- Directed by: Jamil Dehlavi
- Written by: Jamil Dehlavi; Joseph Miller;
- Based on: The Nick of Time by Francis King
- Produced by: Jamil Dehlavi
- Starring: Nik Xhelilaj; Christopher Villiers; Alison Peebles; Kate Maravan; Alexandra Boyd; Vernon Dobtcheff;
- Cinematography: Godfrey Kirby
- Edited by: Jamil Dehlavi
- Music by: Geoff Alexander
- Release dates: 4 April 2014 (Phoenix); 10 April 2015 (London);
- Running time: 102 mins.
- Countries: Albania; United Kingdom;
- Languages: Albanian; English;

= Seven Lucky Gods (film) =

2014 British–Albanian film

Seven Lucky Gods is a 2014 British–Albanian psychological thriller drama film, directed by Jamil Dehlavi, who co-wrote with Joseph Miller, based on the novel The Nick of Time by Francis King. The film stars Nik Xhelilaj, Christopher Villiers, Alison Peebles, Kate Maravan, Alexandra Boyd, and Vernon Dobtcheff. It premiered at the Phoenix Film Festival in 2014, before its 2015 opening at the London Independent Film Festival.
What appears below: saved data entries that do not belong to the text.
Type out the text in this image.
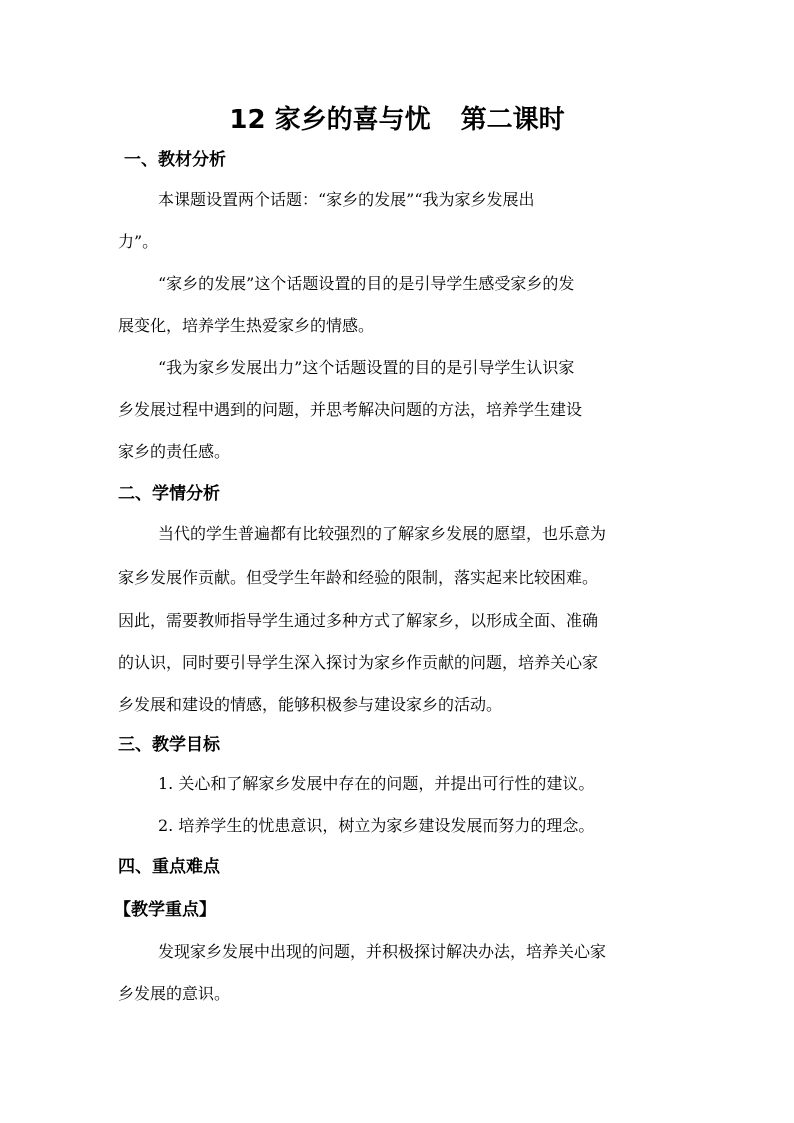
12 家乡的喜与忧 第二课时
一、教材分析
本课题设置两个话题：“家乡的发展”“我为家乡发展出
力”。
“家乡的发展”这个话题设置的目的是引导学生感受家乡的发
展变化，培养学生热爱家乡的情感。
“我为家乡发展出力”这个话题设置的目的是引导学生认识家
乡发展过程中遇到的问题，并思考解决问题的方法，培养学生建设
家乡的责任感。
二、学情分析
当代的学生普遍都有比较强烈的了解家乡发展的愿望，也乐意为
家乡发展作贡献。但受学生年龄和经验的限制，落实起来比较困难。
因此，需要教师指导学生通过多种方式了解家乡，以形成全面、准确
的认识，同时要引导学生深入探讨为家乡作贡献的问题，培养关心家
乡发展和建设的情感，能够积极参与建设家乡的活动。
三、教学目标
1. 关心和了解家乡发展中存在的问题，并提出可行性的建议。
2. 培养学生的忧患意识，树立为家乡建设发展而努力的理念。
四、重点难点
【教学重点】
发现家乡发展中出现的问题，并积极探讨解决办法，培养关心家
乡发展的意识。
It was later released on streaming on 5 October 2016, before its DVD release in Germany on 20 January 2017.

==Synopsis==
An illegal immigrant from Albania infiltrates the lives of a group of Londoners with devastating consequences.

==Reception==
Derek Winnert of DerekWinnert.com gave it 3/5 stars, praising the film, its performances, and director: "Seven Lucky Gods is a quite good, quite compelling mystery, with a nice twisty, vaguely probable story, and a far-fetched ending. Nik Xhelilaj sells it well, and it’s easy to believe in his magnetic but exploitative character. The other actors are good, all credible, with Christopher Villiers persuasive as the smooth rich politician Adrian, just ready to take a fall; and a highly amusing turn by Vernon Dobtcheff as the smug, crusty and randy old father, Lawrence. Jamil Dehlavi handles it all smartly and briskly. There’s never a dull moment, exactly what you need from this kind of thriller." The Practical, Fanciful Pagan lauded the acting and dark elements: "I was particularly moved and impressed by a reaction shot of Kate Maravan's face in one scene. It is rare that I ever see cameras linger for a while on someone's visage while he/she/they slowly express deep emotion...SEVEN LUCKY GODS is brutal in places, at times downright cynical more than I personally am, but thought-provoking."